Background Info: Tom Kha Gai is a classic Thai soup known for its rich, creamy, and bold flavor profile. It combines coconut milk, herbs, and tender chicken in a broth that’s both soothing and vibrant in flavor.

Ingredients:

  • 400ml coconut milk
  • 200ml water or chicken stock
  • 250g chicken breast or thigh (thinly sliced)
  • 2 stalks lemongrass (cut into 2-inch pieces, smashed)
  • 4 slices galangal (or ginger if unavailable)
  • 3 kaffir lime leaves (torn)
  • 150g mushrooms (straw mushrooms or button mushrooms, halved)
  • 3–4 Thai bird’s eye chilies (smashed — adjust for spice level)
  • 2 tbsp fish sauce
  • 1 tbsp lime juice (to taste)
  • 1 tsp palm sugar (or brown sugar)
  • Fresh coriander (for garnish)

Optional Garnishes:

  • Coriander leaves
  • Extra lime wedges
  • Sliced red chili

Instructions:

In a medium pot, bring coconut milk + water/stock to a gentle boil over medium heat.

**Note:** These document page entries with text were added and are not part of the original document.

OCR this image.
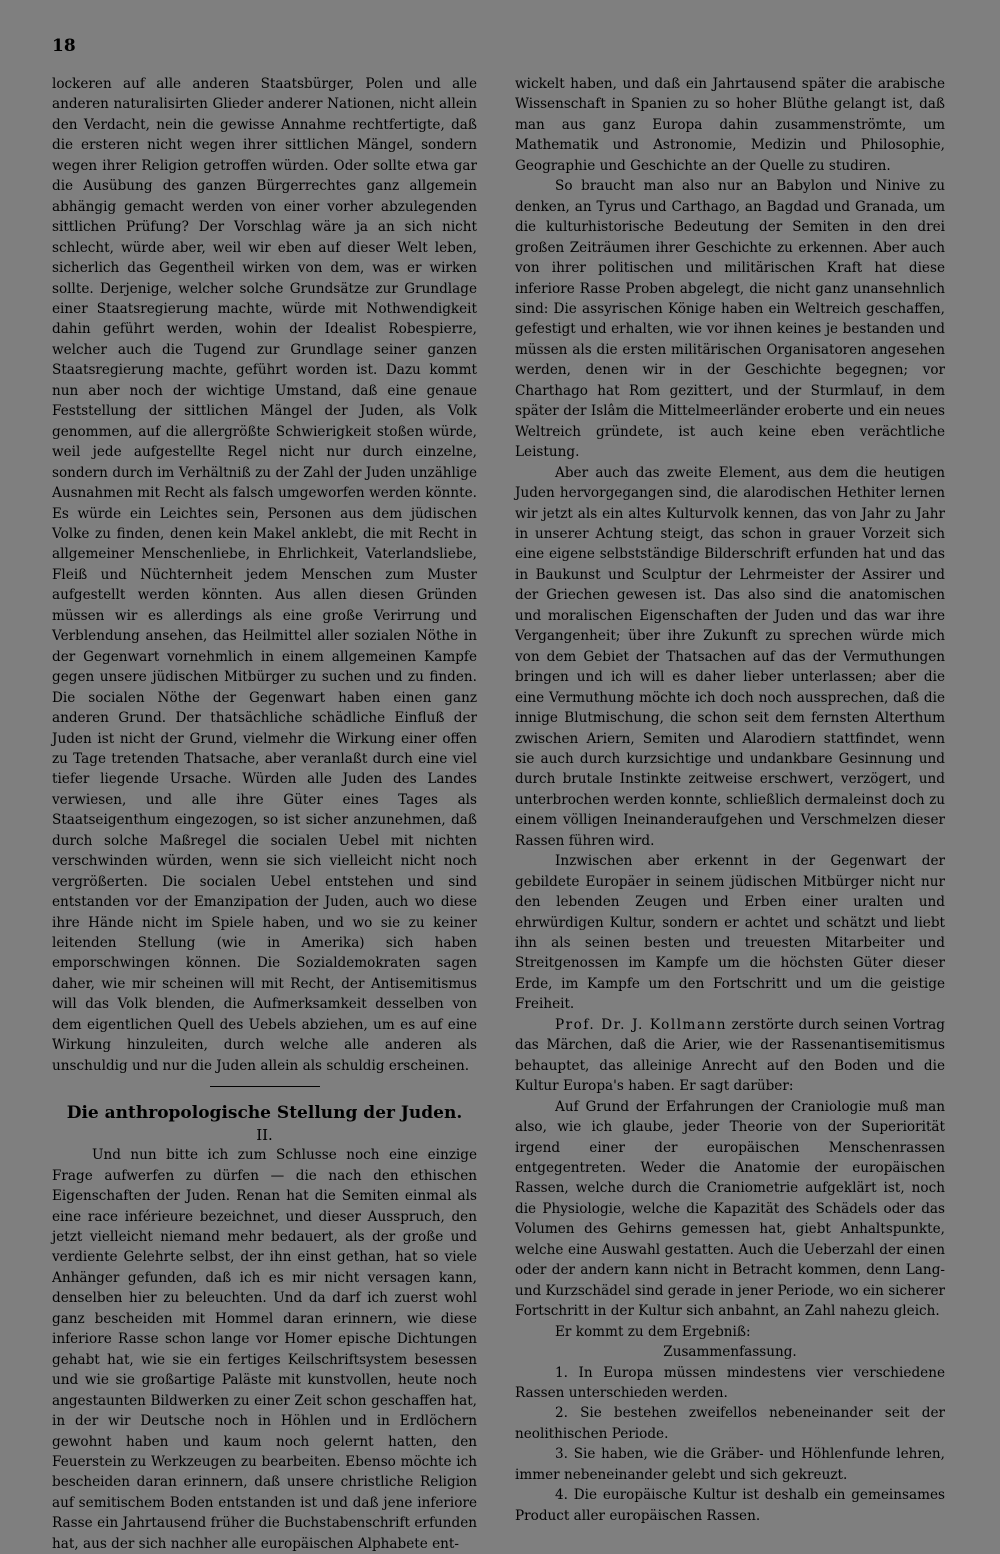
18

lockeren auf alle anderen Staatsbürger, Polen und alle anderen naturalisirten Glieder anderer Nationen, nicht allein den Verdacht, nein die gewisse Annahme rechtfertigte, daß die ersteren nicht wegen ihrer sittlichen Mängel, sondern wegen ihrer Religion getroffen würden. Oder sollte etwa gar die Ausübung des ganzen Bürgerrechtes ganz allgemein abhängig gemacht werden von einer vorher abzulegenden sittlichen Prüfung? Der Vorschlag wäre ja an sich nicht schlecht, würde aber, weil wir eben auf dieser Welt leben, sicherlich das Gegentheil wirken von dem, was er wirken sollte. Derjenige, welcher solche Grundsätze zur Grundlage einer Staatsregierung machte, würde mit Nothwendigkeit dahin geführt werden, wohin der Idealist Robespierre, welcher auch die Tugend zur Grundlage seiner ganzen Staatsregierung machte, geführt worden ist. Dazu kommt nun aber noch der wichtige Umstand, daß eine genaue Feststellung der sittlichen Mängel der Juden, als Volk genommen, auf die allergrößte Schwierigkeit stoßen würde, weil jede aufgestellte Regel nicht nur durch einzelne, sondern durch im Verhältniß zu der Zahl der Juden unzählige Ausnahmen mit Recht als falsch umgeworfen werden könnte. Es würde ein Leichtes sein, Personen aus dem jüdischen Volke zu finden, denen kein Makel anklebt, die mit Recht in allgemeiner Menschenliebe, in Ehrlichkeit, Vaterlandsliebe, Fleiß und Nüchternheit jedem Menschen zum Muster aufgestellt werden könnten. Aus allen diesen Gründen müssen wir es allerdings als eine große Verirrung und Verblendung ansehen, das Heilmittel aller sozialen Nöthe in der Gegenwart vornehmlich in einem allgemeinen Kampfe gegen unsere jüdischen Mitbürger zu suchen und zu finden. Die socialen Nöthe der Gegenwart haben einen ganz anderen Grund. Der thatsächliche schädliche Einfluß der Juden ist nicht der Grund, vielmehr die Wirkung einer offen zu Tage tretenden Thatsache, aber veranlaßt durch eine viel tiefer liegende Ursache. Würden alle Juden des Landes verwiesen, und alle ihre Güter eines Tages als Staatseigenthum eingezogen, so ist sicher anzunehmen, daß durch solche Maßregel die socialen Uebel mit nichten verschwinden würden, wenn sie sich vielleicht nicht noch vergrößerten. Die socialen Uebel entstehen und sind entstanden vor der Emanzipation der Juden, auch wo diese ihre Hände nicht im Spiele haben, und wo sie zu keiner leitenden Stellung (wie in Amerika) sich haben emporschwingen können. Die Sozialdemokraten sagen daher, wie mir scheinen will mit Recht, der Antisemitismus will das Volk blenden, die Aufmerksamkeit desselben von dem eigentlichen Quell des Uebels abziehen, um es auf eine Wirkung hinzuleiten, durch welche alle anderen als unschuldig und nur die Juden allein als schuldig erscheinen.

Die anthropologische Stellung der Juden.

II.

Und nun bitte ich zum Schlusse noch eine einzige Frage aufwerfen zu dürfen — die nach den ethischen Eigenschaften der Juden. Renan hat die Semiten einmal als eine race inférieure bezeichnet, und dieser Ausspruch, den jetzt vielleicht niemand mehr bedauert, als der große und verdiente Gelehrte selbst, der ihn einst gethan, hat so viele Anhänger gefunden, daß ich es mir nicht versagen kann, denselben hier zu beleuchten. Und da darf ich zuerst wohl ganz bescheiden mit Hommel daran erinnern, wie diese inferiore Rasse schon lange vor Homer epische Dichtungen gehabt hat, wie sie ein fertiges Keilschriftsystem besessen und wie sie großartige Paläste mit kunstvollen, heute noch angestaunten Bildwerken zu einer Zeit schon geschaffen hat, in der wir Deutsche noch in Höhlen und in Erdlöchern gewohnt haben und kaum noch gelernt hatten, den Feuerstein zu Werkzeugen zu bearbeiten. Ebenso möchte ich bescheiden daran erinnern, daß unsere christliche Religion auf semitischem Boden entstanden ist und daß jene inferiore Rasse ein Jahrtausend früher die Buchstabenschrift erfunden hat, aus der sich nachher alle europäischen Alphabete ent-

wickelt haben, und daß ein Jahrtausend später die arabische Wissenschaft in Spanien zu so hoher Blüthe gelangt ist, daß man aus ganz Europa dahin zusammenströmte, um Mathematik und Astronomie, Medizin und Philosophie, Geographie und Geschichte an der Quelle zu studiren.

So braucht man also nur an Babylon und Ninive zu denken, an Tyrus und Carthago, an Bagdad und Granada, um die kulturhistorische Bedeutung der Semiten in den drei großen Zeiträumen ihrer Geschichte zu erkennen. Aber auch von ihrer politischen und militärischen Kraft hat diese inferiore Rasse Proben abgelegt, die nicht ganz unansehnlich sind: Die assyrischen Könige haben ein Weltreich geschaffen, gefestigt und erhalten, wie vor ihnen keines je bestanden und müssen als die ersten militärischen Organisatoren angesehen werden, denen wir in der Geschichte begegnen; vor Charthago hat Rom gezittert, und der Sturmlauf, in dem später der Islâm die Mittelmeerländer eroberte und ein neues Weltreich gründete, ist auch keine eben verächtliche Leistung.

Aber auch das zweite Element, aus dem die heutigen Juden hervorgegangen sind, die alarodischen Hethiter lernen wir jetzt als ein altes Kulturvolk kennen, das von Jahr zu Jahr in unserer Achtung steigt, das schon in grauer Vorzeit sich eine eigene selbstständige Bilderschrift erfunden hat und das in Baukunst und Sculptur der Lehrmeister der Assirer und der Griechen gewesen ist. Das also sind die anatomischen und moralischen Eigenschaften der Juden und das war ihre Vergangenheit; über ihre Zukunft zu sprechen würde mich von dem Gebiet der Thatsachen auf das der Vermuthungen bringen und ich will es daher lieber unterlassen; aber die eine Vermuthung möchte ich doch noch aussprechen, daß die innige Blutmischung, die schon seit dem fernsten Alterthum zwischen Ariern, Semiten und Alarodiern stattfindet, wenn sie auch durch kurzsichtige und undankbare Gesinnung und durch brutale Instinkte zeitweise erschwert, verzögert, und unterbrochen werden konnte, schließlich dermaleinst doch zu einem völligen Ineinanderaufgehen und Verschmelzen dieser Rassen führen wird.

Inzwischen aber erkennt in der Gegenwart der gebildete Europäer in seinem jüdischen Mitbürger nicht nur den lebenden Zeugen und Erben einer uralten und ehrwürdigen Kultur, sondern er achtet und schätzt und liebt ihn als seinen besten und treuesten Mitarbeiter und Streitgenossen im Kampfe um die höchsten Güter dieser Erde, im Kampfe um den Fortschritt und um die geistige Freiheit.

Prof. Dr. J. Kollmann zerstörte durch seinen Vortrag das Märchen, daß die Arier, wie der Rassenantisemitismus behauptet, das alleinige Anrecht auf den Boden und die Kultur Europa's haben. Er sagt darüber:

Auf Grund der Erfahrungen der Craniologie muß man also, wie ich glaube, jeder Theorie von der Superiorität irgend einer der europäischen Menschenrassen entgegentreten. Weder die Anatomie der europäischen Rassen, welche durch die Craniometrie aufgeklärt ist, noch die Physiologie, welche die Kapazität des Schädels oder das Volumen des Gehirns gemessen hat, giebt Anhaltspunkte, welche eine Auswahl gestatten. Auch die Ueberzahl der einen oder der andern kann nicht in Betracht kommen, denn Lang- und Kurzschädel sind gerade in jener Periode, wo ein sicherer Fortschritt in der Kultur sich anbahnt, an Zahl nahezu gleich.

Er kommt zu dem Ergebniß:

Zusammenfassung.

1. In Europa müssen mindestens vier verschiedene Rassen unterschieden werden.

2. Sie bestehen zweifellos nebeneinander seit der neolithischen Periode.

3. Sie haben, wie die Gräber- und Höhlenfunde lehren, immer nebeneinander gelebt und sich gekreuzt.

4. Die europäische Kultur ist deshalb ein gemeinsames Product aller europäischen Rassen.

Add lemongrass, galangal, and kaffir lime leaves — simmer for 5–7 minutes to infuse flavors. Add chicken slices and cook gently until just done (~3–5 min). Stir in mushrooms and smashed chilies — simmer for another 2–3 minutes. Stir in fish sauce, palm sugar, and lime juice (start with 1 tbsp and adjust to taste). Taste and balance: it should be creamy, tangy, salty, and slightly sweet. Ladle into bowls, discarding big pieces of lemongrass and galangal if you like (they’re not usually eaten). Garnish with fresh coriander, extra chili slices, and a squeeze of lime.